A Prayer of Surrender

"Not my will, but thine, be done." Luke 22:42
What a simple prayer! And yet sometimes it is the most difficult of all prayers to pray.
In the first year of Lydia's birth, I found it very difficult to pray this prayer. I had no problem telling the doctors 'Do what you need to do" and yet to say the same thing to God was much more difficult. When Lydia was 6 months old, we went to Starship hospital for her open heart surgery. We were home again within two weeks. After a week of being home, we found ourselves back up at Starship being told that she had a complication from her heart surgery and it would take a long time to heal. To accept the fact that we were back there so soon and for a long time was a bitter pill for me to swallow. All I wanted was to be home and together as a family again. To pray "Not my will, but thine, be done" was not easy. Why? Because I know that God's will often includes trials. Naturally we want to run from anything difficult or painful. But God's best for us often means trials. That is how we learn and grow. Jesus prayed this prayer just before he was put on the cross. God's will for Him was dying a horrible death on the cross so that we can be saved. And God's will for me is not a bed of roses either.
The last few weeks, I have had a real struggle to pray this prayer again!

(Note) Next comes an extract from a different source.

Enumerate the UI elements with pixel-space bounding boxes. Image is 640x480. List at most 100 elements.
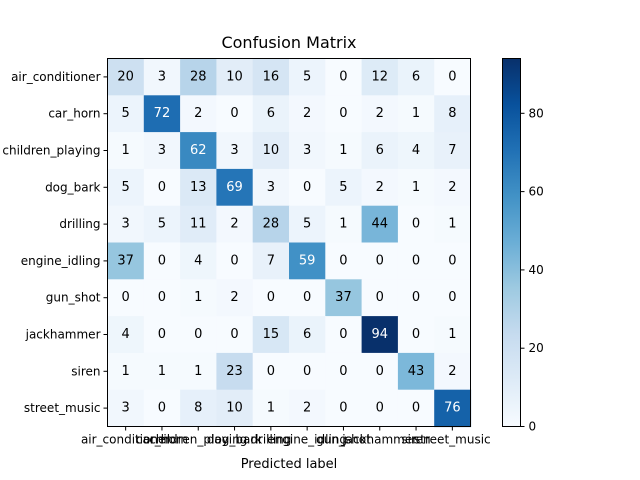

After all the challenges that has come with Lydia, and now two miscarriages, I find it hard to pray this prayer. Naturally, I want to make sure I will never go through these trials again. I want to know that it will never happen again. But I don't know what God's will is. Maybe it will mean not having any more children. Or maybe it will mean having another one. Or maybe it will mean more miscarriages. I have no idea. But although naturally I want to run from any future trial, I do want God's best for me. I do want to find out God's will and accept it. I know that God's way is perfect. I do want God's will even though everything in me fights it sometimes.
Since it is nearly Christmas I have been thinking about Mary.
"And Mary said, Behold, the handmaid of the Lord; be it unto me according to thy word." Luke 1:38
She had just found out from an angel that she would lose her reputation! She would be the mother of Jesus. Being a virgin, she knew it was a miracle, but to others it would look quite different.
We do not have to be Mary, but we each have our own trials to bear. If an angel came to you and said, "God has this trial for you to bear," would your response be the same as Mary's? 
Sometimes we need to pray Mary's prayer and then pray that God would help us to truly mean it!